Overall, multiple data points corroborate the thesis that Walmart stayed red hot this holiday season. That means Walmart should deliver a strong holiday sales update in early 2020. That strong update should push WMT stock higher, because shares remain relatively discounted at just 24-times forward earnings.
Ugly is the new cool, and because of that, it looks like sandal maker Crocs (NASDAQ:CROX) is having a big holiday season.
Crocs has been on fire since early 2018, with the brand only gaining momentum into late 2019 as its signature foam clog shoes have made a huge comeback. Considering the company reported a whopping 20% rise in sales in the third quarter — for comparison purposes, Crocs hasn’t reported anything north of 10% revenue growth for a long, long time — it is very unlikely that the Crocs brand momentum dried up this holiday season.
Instead, it is far more likely that all that momentum led into a record-setting holiday season for Crocs.
Indeed, the data suggests that is exactly what is happening. Big celebrity collaborations with country singer Luke Combs and pop star Post Malone were huge hits, went viral, sold out in hours, and gave favorable exposure to the brand. It is not surprising, then, that Crocs’ search interest spiked to multi-year highs this holiday season, or that crocs.com has seen significant traffic share gains over the past few months. Nor is it surprising that Crocs is having shipping problems this holiday season, thanks to huge demand.
Big picture — the Crocs comeback didn’t stop this holiday season. Instead, it went up another notch. As such, next quarter’s numbers may be even better than last quarter’s blowout numbers. If so, CROX stock may make a push above $40 in early 2020.
TJX Companies (TJX)
Off-price has been a winning retail strategy for the past several years, and that has been a huge positive for off-price retail king TJX Companies (NYSE:TJX). It appears that this dynamic did not change this holiday season. Instead, off-price remained in-style, and as a result, TJX appears to be having a strong holiday season.

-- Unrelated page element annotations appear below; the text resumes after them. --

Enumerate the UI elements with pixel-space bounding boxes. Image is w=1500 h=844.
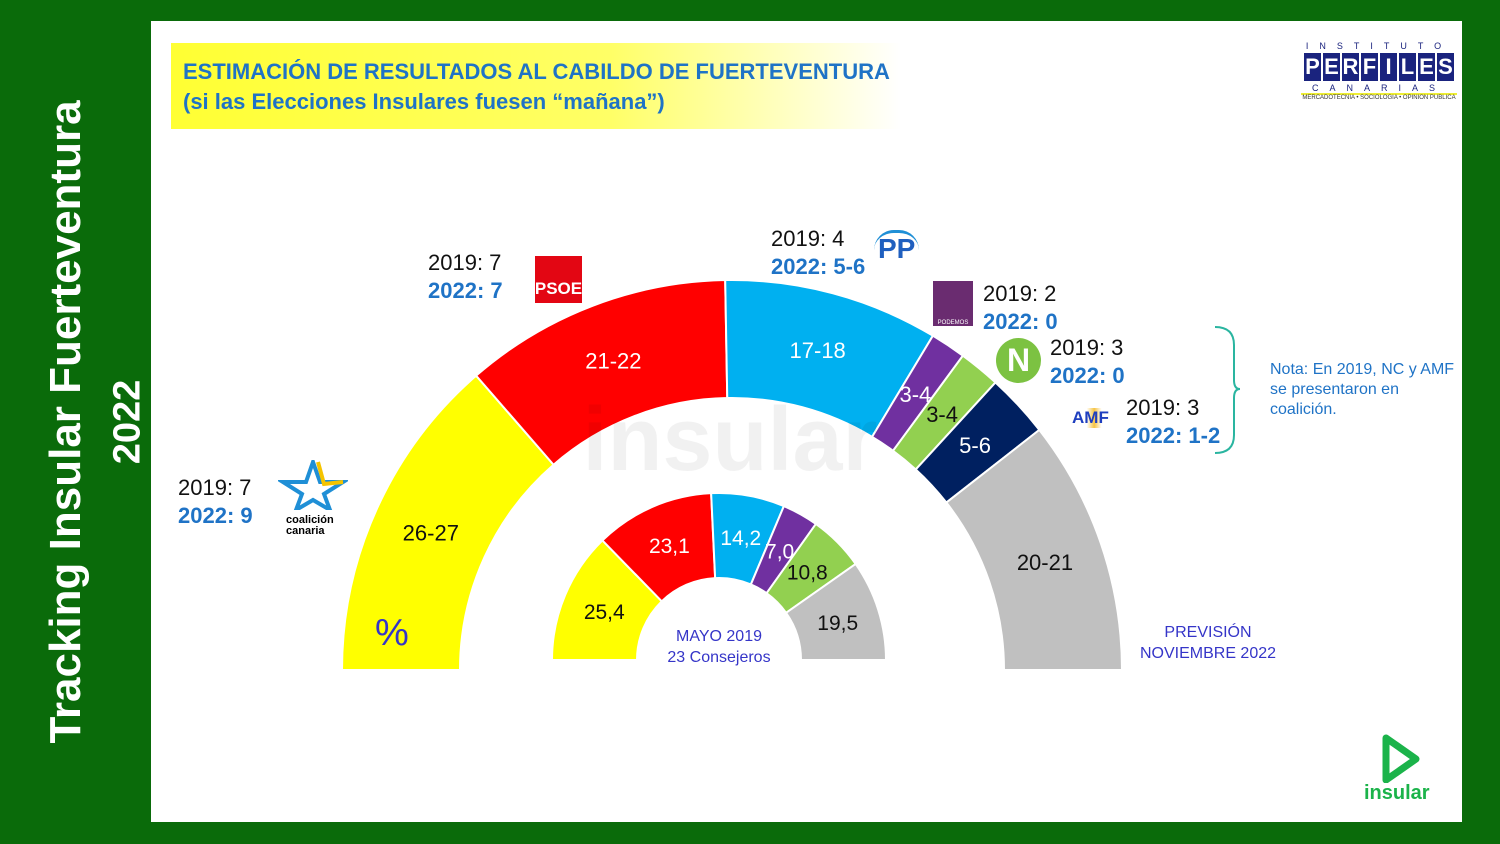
segment-label: 21-22: [585, 349, 641, 374]
segment-otros: [784, 562, 888, 661]
logo-letter: R: [1342, 53, 1359, 81]
logo-letter: E: [1418, 53, 1435, 81]
inner-caption: MAYO 2019 23 Consejeros: [667, 628, 771, 666]
segment-label: 17-18: [790, 338, 846, 363]
logo-tag: MERCADOTECNIA • SOCIOLOGIA • OPINION PUB…: [1302, 95, 1456, 101]
segment-label: 3-4: [900, 382, 932, 407]
label-cc: 2019: 7 2022: 9: [178, 475, 253, 528]
bracket: [1214, 326, 1241, 454]
label-nc: 2019: 3 2022: 0: [1050, 335, 1125, 388]
cc-logo: coalición canaria: [276, 455, 350, 537]
insular-logo: insular: [1364, 733, 1430, 805]
title: ESTIMACIÓN DE RESULTADOS AL CABILDO DE F…: [183, 59, 890, 84]
segment-label: 23,1: [649, 535, 690, 558]
segment-label: 7,0: [765, 541, 794, 564]
note: Nota: En 2019, NC y AMF se presentaron e…: [1270, 361, 1455, 418]
logo-letter: P: [1304, 53, 1321, 81]
segment-label: 20-21: [1017, 550, 1073, 575]
segment-label: 14,2: [720, 527, 761, 550]
segment-label: 26-27: [403, 520, 459, 545]
segment-label: 25,4: [584, 601, 625, 624]
pp-logo: PP: [874, 230, 920, 265]
subtitle: (si las Elecciones Insulares fuesen “mañ…: [183, 89, 665, 114]
label-pp: 2019: 4 2022: 5-6: [771, 226, 866, 279]
nc-logo: N: [996, 338, 1041, 383]
watermark: insular: [582, 390, 877, 490]
percent-symbol: %: [375, 612, 409, 654]
psoe-logo: PSOE: [535, 256, 582, 303]
segment-label: 3-4: [926, 402, 958, 427]
title-banner: ESTIMACIÓN DE RESULTADOS AL CABILDO DE F…: [171, 43, 901, 129]
outer-caption: PREVISIÓN NOVIEMBRE 2022: [1139, 624, 1277, 662]
slide-panel: ESTIMACIÓN DE RESULTADOS AL CABILDO DE F…: [151, 21, 1462, 822]
logo-letter: S: [1437, 53, 1454, 81]
segment-label: 5-6: [959, 433, 991, 458]
amf-logo: AMF: [1072, 408, 1109, 428]
segment-label: 10,8: [787, 562, 828, 585]
label-amf: 2019: 3 2022: 1-2: [1126, 395, 1221, 448]
segment-label: 19,5: [817, 612, 858, 635]
label-podemos: 2019: 2 2022: 0: [983, 281, 1058, 334]
logo-letter: I: [1380, 53, 1397, 81]
inner-hemicycle: 25,4 23,1 14,27,010,8 19,5: [550, 492, 888, 661]
logo-sub: CANARIAS: [1301, 83, 1457, 95]
label-psoe: 2019: 7 2022: 7: [428, 250, 503, 303]
logo-letter: E: [1323, 53, 1340, 81]
podemos-logo: PODEMOS: [933, 281, 973, 326]
segment-otros: [944, 428, 1124, 671]
logo-letter: F: [1361, 53, 1378, 81]
logo-top: INSTITUTO: [1305, 41, 1453, 51]
logo-letter: L: [1399, 53, 1416, 81]
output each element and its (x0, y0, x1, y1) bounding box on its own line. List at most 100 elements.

The data here supports the idea that all of TJX’s stores and websites have been very busy. Foot traffic data from Placer.ai shows that TJX’s flagship store, T.J. Maxx, experienced healthy in-store traffic growth heading into the holiday season. Placer.ai data also shows that TJX’s discount home furnishings store, HomeGoods, experienced even healthier in-store growth heading into the holiday season.
Meanwhile, web traffic data from SimilarWeb shows that both tjmaxx.com and homegoods.com have been highly visited over the past few months. Search interest data from Google Trends similarly shows that search interest related to T.J. Maxx and HomeGoods has spiked to all-time highs this holiday season.
Broadly, it looks like TJX is having a great holiday season. Strong holiday numbers should be enough to propel TJX stock meaningfully higher in early 2020, especially since shares remain relatively discounted at just 23-times forward earnings.
As of this writing, Luke Lango was long LULU and WMT.